Die Pioneer-Kaserne ist die größte der ehemals von den US-Streitkräften genutzten Kasernen in Hanau. Das Areal ist rund 50 Hektar groß. Erbaut wurde die Kaserne bereits Ende der 30er Jahre von der deutschen Wehrmacht – in der Fächerform, die heute das Markenzeichen der Kaserne ist.

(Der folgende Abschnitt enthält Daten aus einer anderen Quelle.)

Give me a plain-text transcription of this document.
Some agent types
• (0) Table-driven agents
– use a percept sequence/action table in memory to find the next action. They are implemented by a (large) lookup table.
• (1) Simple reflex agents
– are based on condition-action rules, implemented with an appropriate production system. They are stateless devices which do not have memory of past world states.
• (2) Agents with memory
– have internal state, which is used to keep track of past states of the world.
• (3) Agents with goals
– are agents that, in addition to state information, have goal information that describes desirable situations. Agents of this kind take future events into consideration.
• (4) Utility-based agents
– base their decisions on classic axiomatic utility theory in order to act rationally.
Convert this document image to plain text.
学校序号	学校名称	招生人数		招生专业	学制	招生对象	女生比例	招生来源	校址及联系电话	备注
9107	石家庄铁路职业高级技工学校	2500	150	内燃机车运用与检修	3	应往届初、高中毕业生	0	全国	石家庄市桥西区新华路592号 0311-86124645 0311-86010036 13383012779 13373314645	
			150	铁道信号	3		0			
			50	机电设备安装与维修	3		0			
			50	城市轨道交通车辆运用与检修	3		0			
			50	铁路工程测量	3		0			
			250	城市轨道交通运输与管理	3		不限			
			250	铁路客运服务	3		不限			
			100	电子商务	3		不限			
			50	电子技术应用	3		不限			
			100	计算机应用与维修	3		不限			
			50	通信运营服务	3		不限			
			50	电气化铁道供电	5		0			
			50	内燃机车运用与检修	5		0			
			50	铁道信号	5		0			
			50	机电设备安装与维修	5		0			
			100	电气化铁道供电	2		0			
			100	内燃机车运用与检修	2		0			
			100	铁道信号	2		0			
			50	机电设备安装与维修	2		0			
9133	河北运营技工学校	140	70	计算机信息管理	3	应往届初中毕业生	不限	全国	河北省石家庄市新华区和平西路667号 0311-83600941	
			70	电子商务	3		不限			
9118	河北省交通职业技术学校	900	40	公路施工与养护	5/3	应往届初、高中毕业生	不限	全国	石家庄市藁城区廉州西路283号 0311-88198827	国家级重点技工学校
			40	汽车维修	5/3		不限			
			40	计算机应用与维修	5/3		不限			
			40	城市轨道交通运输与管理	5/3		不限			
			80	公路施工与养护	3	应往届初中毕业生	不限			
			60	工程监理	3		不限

Als größtes Projekt der Konversion in Hanau, in deren Rahmen insgesamt mehr als 300 Hektar ehemalige militärische Fläche entwickelt werden, ist auf dem Pioneer-Areal ein großzügiges Wohnquartier geplant. Im Laufe der nächsten Jahre soll dort ein neues Viertel für bis zu 5000 Menschen entstehen.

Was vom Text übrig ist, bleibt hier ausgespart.